EU APLAUDI DALVA DE OLIVEIRA

Osvaldo André de Mello*

O diretor do Teatro Marília, Júlio Varela, destinava uma cota de convites ao Teatro Universitário para os espetáculos que visitavam Belo Horizonte. Também se acudia com a diretora Haydée Bittencourt que liberava toda a escola, para que constituísse platéia e os espetáculos se realizassem, quando grandes nomes tinham a casa vazia, na estréia. Assim foi que, aluno do Teatro Universitário, assisti à magnífica Glauce Rocha, em “Um Uísque para o Rei Saul”. E, entre outros, desfrutando da cota: “O Exercício”, com Rubens de Falco, espetáculo puxado fisicamente, que exauriu à morte, aos 38 anos, uma das maiores atrizes do teatro brasileiro, Glauce Rocha.

Isto foi em 1970. O T.U. fora convocado, a fim de formar platéia, para o show de Dalva de Oliveira. Chegávamos da Jovem Guarda ao império do rock. Saíamos dos bailes cerimoniosos dos anos 60, desembarcando nas trepidantes discotecas dos anos 70. A vida noturna de Belô “bombava”. Quem era Dalva de Oliveira? Um nome apenas, apesar de ter ouvido meu pai cantar expressivos sucessos do repertório dela, sem associar a música a intérprete algum.

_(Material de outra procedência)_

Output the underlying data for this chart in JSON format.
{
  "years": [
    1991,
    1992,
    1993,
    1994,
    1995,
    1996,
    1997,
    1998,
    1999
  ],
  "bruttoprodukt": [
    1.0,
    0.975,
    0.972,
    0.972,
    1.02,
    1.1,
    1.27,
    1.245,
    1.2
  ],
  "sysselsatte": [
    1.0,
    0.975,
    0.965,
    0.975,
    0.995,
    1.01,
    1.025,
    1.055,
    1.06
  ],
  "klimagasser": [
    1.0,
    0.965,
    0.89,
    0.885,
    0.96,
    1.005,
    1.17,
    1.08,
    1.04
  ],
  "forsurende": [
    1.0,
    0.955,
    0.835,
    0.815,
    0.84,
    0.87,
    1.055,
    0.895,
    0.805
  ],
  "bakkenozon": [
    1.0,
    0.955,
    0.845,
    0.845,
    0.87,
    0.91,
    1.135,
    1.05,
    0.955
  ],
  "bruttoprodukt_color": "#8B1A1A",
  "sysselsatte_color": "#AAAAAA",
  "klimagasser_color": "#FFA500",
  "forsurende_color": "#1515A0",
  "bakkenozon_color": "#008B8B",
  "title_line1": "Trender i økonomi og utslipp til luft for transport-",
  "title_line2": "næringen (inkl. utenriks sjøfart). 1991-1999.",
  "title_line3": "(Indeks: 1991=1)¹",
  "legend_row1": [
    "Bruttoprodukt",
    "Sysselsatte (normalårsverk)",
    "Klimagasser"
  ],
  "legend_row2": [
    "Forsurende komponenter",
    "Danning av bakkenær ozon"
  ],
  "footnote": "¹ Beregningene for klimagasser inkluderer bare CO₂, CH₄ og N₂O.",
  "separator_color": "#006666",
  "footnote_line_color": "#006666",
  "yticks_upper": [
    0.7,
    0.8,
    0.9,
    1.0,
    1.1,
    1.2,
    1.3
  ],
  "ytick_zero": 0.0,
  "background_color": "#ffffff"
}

Com Dinorah Carmo, voei ao Teatro Marília. Na platéia, pontificava eufórico o prestigiado crítico de cinema e diretor de teatro, Ronaldo Brandão. Eu lhe perguntei: “Quem é Dalva de Oliveira?” Respondeu, sem nenhuma surpresa, o tempo não era mais dos grandes cantores do rádio: “Ela foi Rainha do Rádio, é a Rainha da Voz. Simplesmente, a maior cantora brasileira de todos os tempos.”

Senti, então, o peso histórico daquele espetáculo. O terceiro sinal. Abrem-se as cortinas. Dalva de Oliveira está em cena, à esquerda do palco, sob um foco. Ronaldo Bandão a aplaudiu, de pé, gritando: “Dalva! Dalva! É a maior!” Eu o acompanhei. A recepção alegre tomou a platéia. Dalva de Oliveira cruzou os braços sobre o peito, agradecendo. Vestia um palazzo-pijama verde, de jersey amarfanhado, muito curto para palco. Tratava-se de uma produção pobre. Ela explorava um pouco as memórias da Rádio Nacional, do Cassino da Urca, e vinha uma sequência de músicas divinas. A eternidade invadia o teatro.

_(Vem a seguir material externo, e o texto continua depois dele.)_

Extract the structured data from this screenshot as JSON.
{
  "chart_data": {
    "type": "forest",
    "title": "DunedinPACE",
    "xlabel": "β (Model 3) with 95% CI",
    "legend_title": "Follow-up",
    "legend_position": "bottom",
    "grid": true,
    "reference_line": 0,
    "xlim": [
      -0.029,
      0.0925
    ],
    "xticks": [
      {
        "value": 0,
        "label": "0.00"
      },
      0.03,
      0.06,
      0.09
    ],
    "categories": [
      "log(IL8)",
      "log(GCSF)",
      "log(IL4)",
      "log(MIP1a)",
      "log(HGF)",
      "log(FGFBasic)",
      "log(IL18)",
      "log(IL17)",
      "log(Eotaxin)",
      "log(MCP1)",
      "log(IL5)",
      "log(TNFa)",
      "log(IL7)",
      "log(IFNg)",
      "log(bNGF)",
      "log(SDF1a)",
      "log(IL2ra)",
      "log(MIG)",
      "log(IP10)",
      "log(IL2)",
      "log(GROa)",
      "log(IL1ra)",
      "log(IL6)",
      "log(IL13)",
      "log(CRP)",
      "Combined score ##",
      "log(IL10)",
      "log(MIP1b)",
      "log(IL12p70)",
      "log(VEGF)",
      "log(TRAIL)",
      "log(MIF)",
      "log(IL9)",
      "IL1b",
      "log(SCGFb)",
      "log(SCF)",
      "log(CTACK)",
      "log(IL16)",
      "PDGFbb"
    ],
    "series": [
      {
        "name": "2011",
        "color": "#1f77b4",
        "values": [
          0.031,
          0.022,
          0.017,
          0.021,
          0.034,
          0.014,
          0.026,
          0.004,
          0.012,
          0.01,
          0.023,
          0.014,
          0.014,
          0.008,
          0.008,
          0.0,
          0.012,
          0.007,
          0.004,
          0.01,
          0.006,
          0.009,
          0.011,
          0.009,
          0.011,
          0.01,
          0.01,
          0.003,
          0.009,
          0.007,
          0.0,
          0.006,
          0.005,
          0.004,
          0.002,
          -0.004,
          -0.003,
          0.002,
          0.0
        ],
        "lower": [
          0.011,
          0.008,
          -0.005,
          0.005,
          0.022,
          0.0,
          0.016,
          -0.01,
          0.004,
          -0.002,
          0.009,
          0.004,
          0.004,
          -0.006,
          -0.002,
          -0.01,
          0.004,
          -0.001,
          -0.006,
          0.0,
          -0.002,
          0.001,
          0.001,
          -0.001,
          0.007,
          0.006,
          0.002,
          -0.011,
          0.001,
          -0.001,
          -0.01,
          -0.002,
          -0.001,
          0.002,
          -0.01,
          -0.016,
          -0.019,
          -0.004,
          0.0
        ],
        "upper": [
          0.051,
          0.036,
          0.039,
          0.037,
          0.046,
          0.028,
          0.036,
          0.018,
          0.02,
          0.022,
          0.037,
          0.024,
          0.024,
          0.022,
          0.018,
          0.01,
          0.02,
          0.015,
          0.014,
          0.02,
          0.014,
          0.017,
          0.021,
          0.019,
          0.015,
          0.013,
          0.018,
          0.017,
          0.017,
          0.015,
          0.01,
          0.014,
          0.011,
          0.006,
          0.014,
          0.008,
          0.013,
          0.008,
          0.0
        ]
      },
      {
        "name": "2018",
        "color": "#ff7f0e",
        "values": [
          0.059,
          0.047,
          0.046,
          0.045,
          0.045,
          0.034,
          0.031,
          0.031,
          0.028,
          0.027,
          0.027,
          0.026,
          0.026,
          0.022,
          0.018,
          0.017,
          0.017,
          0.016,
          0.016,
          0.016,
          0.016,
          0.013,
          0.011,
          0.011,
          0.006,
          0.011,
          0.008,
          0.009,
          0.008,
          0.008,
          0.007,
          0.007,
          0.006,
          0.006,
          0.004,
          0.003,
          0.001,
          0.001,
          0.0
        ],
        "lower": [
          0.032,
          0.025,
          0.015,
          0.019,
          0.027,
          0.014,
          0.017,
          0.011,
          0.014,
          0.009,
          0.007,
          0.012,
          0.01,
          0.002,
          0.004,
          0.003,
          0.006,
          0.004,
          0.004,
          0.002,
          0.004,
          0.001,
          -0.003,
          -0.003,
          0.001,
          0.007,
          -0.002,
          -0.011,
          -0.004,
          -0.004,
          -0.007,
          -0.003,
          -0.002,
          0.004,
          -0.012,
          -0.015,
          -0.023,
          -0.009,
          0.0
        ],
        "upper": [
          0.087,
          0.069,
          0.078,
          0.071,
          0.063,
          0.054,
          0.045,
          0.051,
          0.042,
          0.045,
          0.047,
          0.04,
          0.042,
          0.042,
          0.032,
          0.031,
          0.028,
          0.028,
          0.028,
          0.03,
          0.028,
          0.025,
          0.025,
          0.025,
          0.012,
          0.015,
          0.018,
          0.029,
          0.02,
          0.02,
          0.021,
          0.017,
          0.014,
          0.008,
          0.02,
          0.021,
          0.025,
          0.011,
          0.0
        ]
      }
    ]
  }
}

A cantora ostentava no rosto uma cicatriz. Em 1965, protagonizara uma tragédia de acidente automobilístico, em que três indivíduos morreram atropelados e ela ficara em estado grave. A carreira, interrompida. Os tempos mudaram. O espaço na mídia se fechava aos artistas “do passado” e acolhia as manifestações “do presente”.

No ano desse show, 1970, ela gravara o último sucesso, “Bandeira Branca”.

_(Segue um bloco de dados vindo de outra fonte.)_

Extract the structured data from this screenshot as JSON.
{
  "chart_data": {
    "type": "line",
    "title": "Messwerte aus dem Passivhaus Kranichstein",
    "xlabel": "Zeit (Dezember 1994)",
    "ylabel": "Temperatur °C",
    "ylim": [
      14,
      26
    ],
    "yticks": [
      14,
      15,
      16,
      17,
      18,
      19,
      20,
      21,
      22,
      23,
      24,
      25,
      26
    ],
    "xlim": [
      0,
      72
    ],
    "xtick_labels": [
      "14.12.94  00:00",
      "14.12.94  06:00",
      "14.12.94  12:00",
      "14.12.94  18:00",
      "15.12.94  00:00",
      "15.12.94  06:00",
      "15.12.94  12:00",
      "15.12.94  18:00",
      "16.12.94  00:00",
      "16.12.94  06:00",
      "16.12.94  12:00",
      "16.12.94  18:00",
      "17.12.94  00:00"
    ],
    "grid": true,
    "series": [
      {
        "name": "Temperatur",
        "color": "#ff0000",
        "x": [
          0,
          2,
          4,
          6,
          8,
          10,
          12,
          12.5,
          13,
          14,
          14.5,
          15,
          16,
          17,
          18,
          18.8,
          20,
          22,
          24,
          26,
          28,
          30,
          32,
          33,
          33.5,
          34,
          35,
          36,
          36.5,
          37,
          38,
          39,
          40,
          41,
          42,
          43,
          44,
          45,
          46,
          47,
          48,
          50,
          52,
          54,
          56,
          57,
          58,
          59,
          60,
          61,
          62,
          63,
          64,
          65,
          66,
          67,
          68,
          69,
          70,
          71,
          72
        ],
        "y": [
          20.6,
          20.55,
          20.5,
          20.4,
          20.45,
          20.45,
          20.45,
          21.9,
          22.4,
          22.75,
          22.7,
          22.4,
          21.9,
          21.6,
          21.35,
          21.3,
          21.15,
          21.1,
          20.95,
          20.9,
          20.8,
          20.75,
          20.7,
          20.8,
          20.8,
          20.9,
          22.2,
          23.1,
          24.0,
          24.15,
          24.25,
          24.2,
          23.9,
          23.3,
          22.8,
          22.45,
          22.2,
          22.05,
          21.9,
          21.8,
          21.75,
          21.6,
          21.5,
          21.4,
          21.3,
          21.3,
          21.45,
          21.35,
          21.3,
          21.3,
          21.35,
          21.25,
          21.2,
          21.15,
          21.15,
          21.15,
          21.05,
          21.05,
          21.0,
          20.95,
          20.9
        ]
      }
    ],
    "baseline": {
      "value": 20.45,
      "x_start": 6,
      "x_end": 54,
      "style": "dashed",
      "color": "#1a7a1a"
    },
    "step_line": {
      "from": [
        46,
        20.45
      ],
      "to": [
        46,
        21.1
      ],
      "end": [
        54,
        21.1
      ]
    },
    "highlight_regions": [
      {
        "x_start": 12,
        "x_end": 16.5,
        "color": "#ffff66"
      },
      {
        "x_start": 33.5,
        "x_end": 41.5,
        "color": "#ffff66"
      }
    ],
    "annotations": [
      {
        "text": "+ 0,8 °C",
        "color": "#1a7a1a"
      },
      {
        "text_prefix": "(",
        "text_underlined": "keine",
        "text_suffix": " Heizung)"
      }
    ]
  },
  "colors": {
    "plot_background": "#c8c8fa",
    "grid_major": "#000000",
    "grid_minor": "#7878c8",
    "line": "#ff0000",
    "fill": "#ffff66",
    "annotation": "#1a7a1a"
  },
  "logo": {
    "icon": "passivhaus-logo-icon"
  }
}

Aos 31 de agosto, de 72, a grande estrela morre vítima de hemorragia. Escreveu um drama pungente, na vida pessoal. Como cantora, foi a Rainha da Voz de um período rico da música brasileira, marcado pela obra de grandes compositores, instrumentistas, e por vozes magníficas, que hoje já não se escutam mais.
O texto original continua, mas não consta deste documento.